My cozy attic, with the window looking out to the
north, is not a place I frequent much in the hot
summertime...tho' it is air-conditioned, it doesn't
seem like a fittin' place to hang out in 100 degree
weather such as we've had, seemingly---all summer
long.
It is a fine place to be in the fall, when the brisk
winds rattle the house and the leaves are beginning
to scurry down the street, along the curbs...and there
is an unmistakeable smell of autumn in the air...the
aroma of green chillies roasting is everywhere...
Ah, and when the snow comes I love to slip off
upstairs, throw a small log into the tiny but efficient
wood-stove, put on "Rio Bravo" or "Shakiest Gun In
The West," open a can of Beanie Weenies, and
settle down on my surplus steel GI bed, sipping
a good old Barq's Big Orange! Maybe under one
of Mother's old quilts...
Now on this mid-August day, the light is beginning to
remind one of autumn-- here at 6000 feet, in the shadow
of the Sandias.

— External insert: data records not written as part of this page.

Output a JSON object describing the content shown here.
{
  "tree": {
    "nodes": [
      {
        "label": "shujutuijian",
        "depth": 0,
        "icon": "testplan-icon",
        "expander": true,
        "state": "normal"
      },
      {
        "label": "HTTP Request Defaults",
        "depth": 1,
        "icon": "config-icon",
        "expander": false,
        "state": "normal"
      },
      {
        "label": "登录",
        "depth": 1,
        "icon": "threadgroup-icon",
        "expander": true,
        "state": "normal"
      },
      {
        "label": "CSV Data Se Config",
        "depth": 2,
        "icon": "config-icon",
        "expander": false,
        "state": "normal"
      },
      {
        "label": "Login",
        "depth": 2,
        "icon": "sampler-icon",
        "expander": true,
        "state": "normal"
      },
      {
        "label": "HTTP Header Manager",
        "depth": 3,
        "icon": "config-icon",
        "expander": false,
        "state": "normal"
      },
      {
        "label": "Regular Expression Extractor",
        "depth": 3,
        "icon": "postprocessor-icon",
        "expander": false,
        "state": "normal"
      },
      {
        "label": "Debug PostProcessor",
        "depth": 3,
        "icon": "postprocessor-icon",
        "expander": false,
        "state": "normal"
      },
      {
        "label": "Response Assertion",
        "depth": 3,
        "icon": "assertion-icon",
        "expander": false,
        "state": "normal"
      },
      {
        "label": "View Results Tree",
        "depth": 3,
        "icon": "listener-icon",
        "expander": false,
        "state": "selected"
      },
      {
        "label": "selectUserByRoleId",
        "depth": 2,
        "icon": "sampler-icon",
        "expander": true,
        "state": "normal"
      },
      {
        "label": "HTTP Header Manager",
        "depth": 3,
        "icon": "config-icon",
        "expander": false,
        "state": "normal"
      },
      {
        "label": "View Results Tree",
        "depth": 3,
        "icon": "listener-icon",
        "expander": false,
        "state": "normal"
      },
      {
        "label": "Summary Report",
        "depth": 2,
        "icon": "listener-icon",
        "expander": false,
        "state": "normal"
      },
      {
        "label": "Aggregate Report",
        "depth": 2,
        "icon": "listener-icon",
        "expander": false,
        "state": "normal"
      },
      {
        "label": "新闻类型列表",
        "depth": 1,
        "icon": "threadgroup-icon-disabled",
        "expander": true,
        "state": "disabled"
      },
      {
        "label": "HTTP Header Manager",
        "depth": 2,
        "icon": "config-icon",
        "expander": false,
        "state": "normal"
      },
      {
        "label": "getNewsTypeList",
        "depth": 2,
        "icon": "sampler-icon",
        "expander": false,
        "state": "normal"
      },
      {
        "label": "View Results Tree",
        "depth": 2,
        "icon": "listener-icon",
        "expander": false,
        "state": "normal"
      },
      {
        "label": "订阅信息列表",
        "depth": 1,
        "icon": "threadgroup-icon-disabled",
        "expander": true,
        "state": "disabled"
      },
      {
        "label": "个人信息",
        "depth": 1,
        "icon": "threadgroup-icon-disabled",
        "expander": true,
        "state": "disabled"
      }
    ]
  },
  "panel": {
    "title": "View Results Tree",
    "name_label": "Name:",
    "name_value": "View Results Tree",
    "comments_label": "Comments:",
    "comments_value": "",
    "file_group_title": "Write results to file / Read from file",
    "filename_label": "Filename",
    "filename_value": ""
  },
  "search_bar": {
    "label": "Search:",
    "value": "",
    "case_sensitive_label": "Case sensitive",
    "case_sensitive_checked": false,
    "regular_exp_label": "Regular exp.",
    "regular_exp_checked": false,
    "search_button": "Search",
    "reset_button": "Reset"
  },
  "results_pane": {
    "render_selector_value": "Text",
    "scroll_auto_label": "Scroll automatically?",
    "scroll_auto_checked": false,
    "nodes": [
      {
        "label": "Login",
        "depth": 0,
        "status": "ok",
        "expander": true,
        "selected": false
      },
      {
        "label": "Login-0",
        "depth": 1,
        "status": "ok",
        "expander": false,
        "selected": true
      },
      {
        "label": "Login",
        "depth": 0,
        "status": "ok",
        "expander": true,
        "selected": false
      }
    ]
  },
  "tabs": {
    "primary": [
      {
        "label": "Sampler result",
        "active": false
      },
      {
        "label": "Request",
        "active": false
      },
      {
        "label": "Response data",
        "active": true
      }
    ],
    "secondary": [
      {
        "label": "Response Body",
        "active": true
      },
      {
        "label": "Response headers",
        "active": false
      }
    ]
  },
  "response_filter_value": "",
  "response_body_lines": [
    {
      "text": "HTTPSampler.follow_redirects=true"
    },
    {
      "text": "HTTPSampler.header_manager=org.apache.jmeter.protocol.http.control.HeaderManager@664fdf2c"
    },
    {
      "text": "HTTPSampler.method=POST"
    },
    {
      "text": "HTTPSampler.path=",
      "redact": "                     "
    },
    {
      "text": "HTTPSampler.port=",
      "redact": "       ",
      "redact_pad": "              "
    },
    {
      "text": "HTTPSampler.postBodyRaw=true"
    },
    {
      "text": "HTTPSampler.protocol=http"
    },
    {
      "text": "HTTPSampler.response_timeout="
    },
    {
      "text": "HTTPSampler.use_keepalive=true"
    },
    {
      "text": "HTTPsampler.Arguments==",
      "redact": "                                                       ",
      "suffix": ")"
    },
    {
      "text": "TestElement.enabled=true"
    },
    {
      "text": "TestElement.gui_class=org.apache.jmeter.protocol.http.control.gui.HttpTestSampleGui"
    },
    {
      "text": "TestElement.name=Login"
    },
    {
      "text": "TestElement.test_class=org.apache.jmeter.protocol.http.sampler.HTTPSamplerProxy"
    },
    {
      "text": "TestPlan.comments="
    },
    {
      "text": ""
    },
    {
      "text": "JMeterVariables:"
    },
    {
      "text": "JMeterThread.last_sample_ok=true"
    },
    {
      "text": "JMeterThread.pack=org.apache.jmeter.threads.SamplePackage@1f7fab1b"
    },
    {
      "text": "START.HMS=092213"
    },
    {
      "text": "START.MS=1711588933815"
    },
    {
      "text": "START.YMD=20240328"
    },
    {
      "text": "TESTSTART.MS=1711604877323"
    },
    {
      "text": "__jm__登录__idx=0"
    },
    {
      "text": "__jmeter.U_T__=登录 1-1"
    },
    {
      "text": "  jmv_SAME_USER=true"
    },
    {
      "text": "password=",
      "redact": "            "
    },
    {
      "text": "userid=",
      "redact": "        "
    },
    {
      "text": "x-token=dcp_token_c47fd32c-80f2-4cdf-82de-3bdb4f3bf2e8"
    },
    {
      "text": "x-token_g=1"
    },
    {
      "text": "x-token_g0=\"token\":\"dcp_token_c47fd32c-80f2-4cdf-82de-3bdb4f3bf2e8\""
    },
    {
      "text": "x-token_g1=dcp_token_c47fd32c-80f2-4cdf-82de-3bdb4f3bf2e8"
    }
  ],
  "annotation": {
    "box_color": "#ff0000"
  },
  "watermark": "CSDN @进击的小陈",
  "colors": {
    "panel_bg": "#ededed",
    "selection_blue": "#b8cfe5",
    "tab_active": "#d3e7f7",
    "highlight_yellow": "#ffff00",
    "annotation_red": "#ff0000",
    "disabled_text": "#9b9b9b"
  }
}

The mornings are getting cool, and
my attic called and here I am...planning to spiffy-
up the place a bit, inventory the "larder," (snacks)
and my special beverages, in my Avanti fridge.
Sometimes when I come up here (it being a place
filled with all kinds of memorabilia), I get sidetracked
and head off down "memory lane."
What else could you expect from a man who sees
his old beat-up straw hat, worn on so many cat-fishing
trips...his KaBar hunting knife, rakishly stabbed into
the end of the knocked-together pine bookshelf---or
Dad's old minnow bucket over there in the corner?!
Everywhere I look, this place is filled with happy stuff---
even the pictures on the wall...and especially the books
filling the six-foot-wide bookshelf. Did I mention my fifty-
year-old Red Wing hunting boots over in the corner?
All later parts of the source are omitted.